Is this a known issue? I have a few long documents in my dataset and am seeing errors about too many tokens emanating from the call to OpenAI.
I have tried modifying the config to add a sentencizer component only to find that prodigy reports an error when the recipe tries to add its own sentencizer.
Command line:
dotenv run -- prodigy ner.llm.correct --segment XXXX llm.cfg XXX.jsonl
It is a known headache that OpenAI has strict token limits. Especially if you have a long prompt (which can be the result of adding a bunch of few-shot examples) it can add up.
One avenue that might aid you is to switch to a model backend that allows for longer token windows.
Thank you. I definitely get the token limitation which is why I was running the recipe with "--segment".
My core problem is really that the recipe in this version of prodigy doesn't actually split my documents into sentences when the "--segment" argument is provided or when I configure the pipeline to have a "sentencizer" ahead of the "llm" component. From looking at the recipe code, I can't really see why that's not happening.

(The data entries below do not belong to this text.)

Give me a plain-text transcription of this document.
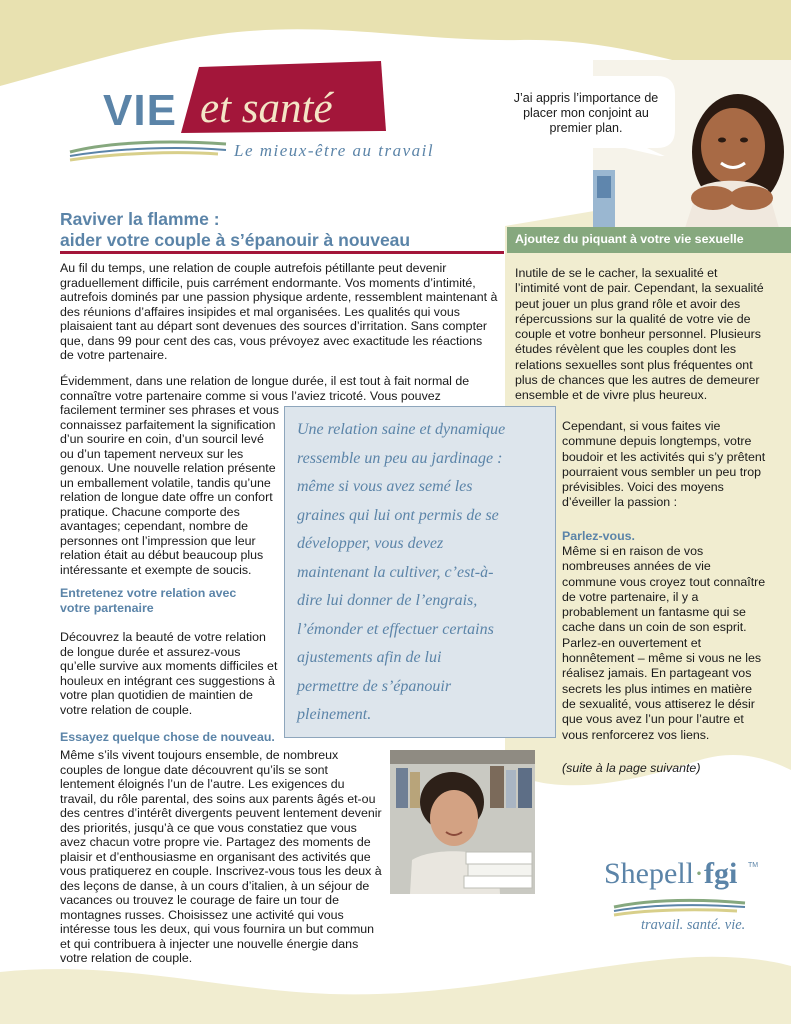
VIE et santé
Le mieux-être au travail
J’ai appris l’importance de placer mon conjoint au premier plan.
Raviver la flamme :
aider votre couple à s’épanouir à nouveau
Au fil du temps, une relation de couple autrefois pétillante peut devenir
graduellement difficile, puis carrément endormante. Vos moments d’intimité,
autrefois dominés par une passion physique ardente, ressemblent maintenant à
des réunions d’affaires insipides et mal organisées. Les qualités qui vous
plaisaient tant au départ sont devenues des sources d’irritation. Sans compter
que, dans 99 pour cent des cas, vous prévoyez avec exactitude les réactions
de votre partenaire.
Évidemment, dans une relation de longue durée, il est tout à fait normal de
connaître votre partenaire comme si vous l’aviez tricoté. Vous pouvez
facilement terminer ses phrases et vous
connaissez parfaitement la signification
d’un sourire en coin, d’un sourcil levé
ou d’un tapement nerveux sur les
genoux. Une nouvelle relation présente
un emballement volatile, tandis qu’une
relation de longue date offre un confort
pratique. Chacune comporte des
avantages; cependant, nombre de
personnes ont l’impression que leur
relation était au début beaucoup plus
intéressante et exempte de soucis.
Entretenez votre relation avec
votre partenaire
Découvrez la beauté de votre relation
de longue durée et assurez-vous
qu’elle survive aux moments difficiles et
houleux en intégrant ces suggestions à
votre plan quotidien de maintien de
votre relation de couple.
Essayez quelque chose de nouveau.
Même s’ils vivent toujours ensemble, de nombreux
couples de longue date découvrent qu’ils se sont
lentement éloignés l’un de l’autre. Les exigences du
travail, du rôle parental, des soins aux parents âgés et-ou
des centres d’intérêt divergents peuvent lentement devenir
des priorités, jusqu’à ce que vous constatiez que vous
avez chacun votre propre vie. Partagez des moments de
plaisir et d’enthousiasme en organisant des activités que
vous pratiquerez en couple. Inscrivez-vous tous les deux à
des leçons de danse, à un cours d’italien, à un séjour de
vacances ou trouvez le courage de faire un tour de
montagnes russes. Choisissez une activité qui vous
intéresse tous les deux, qui vous fournira un but commun
et qui contribuera à injecter une nouvelle énergie dans
votre relation de couple.
Une relation saine et dynamique
ressemble un peu au jardinage :
même si vous avez semé les
graines qui lui ont permis de se
développer, vous devez
maintenant la cultiver, c’est-à-
dire lui donner de l’engrais,
l’émonder et effectuer certains
ajustements afin de lui
permettre de s’épanouir
pleinement.
Ajoutez du piquant à votre vie sexuelle
Inutile de se le cacher, la sexualité et
l’intimité vont de pair. Cependant, la sexualité
peut jouer un plus grand rôle et avoir des
répercussions sur la qualité de votre vie de
couple et votre bonheur personnel. Plusieurs
études révèlent que les couples dont les
relations sexuelles sont plus fréquentes ont
plus de chances que les autres de demeurer
ensemble et de vivre plus heureux.
Cependant, si vous faites vie
commune depuis longtemps, votre
boudoir et les activités qui s’y prêtent
pourraient vous sembler un peu trop
prévisibles. Voici des moyens
d’éveiller la passion :
Parlez-vous.
Même si en raison de vos
nombreuses années de vie
commune vous croyez tout connaître
de votre partenaire, il y a
probablement un fantasme qui se
cache dans un coin de son esprit.
Parlez-en ouvertement et
honnêtement – même si vous ne les
réalisez jamais. En partageant vos
secrets les plus intimes en matière
de sexualité, vous attiserez le désir
que vous avez l’un pour l’autre et
vous renforcerez vos liens.
(suite à la page suivante)
Shepell·fgi TM
travail. santé. vie.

I'm having no issues outside of prodigy making an LLM pipeline based on that config with sentencizer in place. This code does fine:
import spacy
nlp = spacy.load("ner-llm")
doc = nlp("... two sentences ...")
for s in doc.sents:
print(s.text)
for e in s.ents:
print(e.text, e.label_)
print()
Another reason why it is surprising is because, internally, the recipe does this:
if segment:
nlp.add_pipe("sentencizer")
stream.apply(split_sentences, nlp=nlp, stream=stream)
Is it possible to share your full config with a single example? That way I might be better able to reproduce what you are seeing.
One thing
We just released version 1.14.0, which comes with a new CLI parser. Just to rule out any CLI mishaps, could you upgrade Prodigy and see if the issue persists?
I did update to 1.14 and everything seems to be working fine. Not really sure what was going on. I think it is possible that I got fouled up by not clearing cache or something between a run where I didn't have --segment and one where I did. Thanks for taking a look.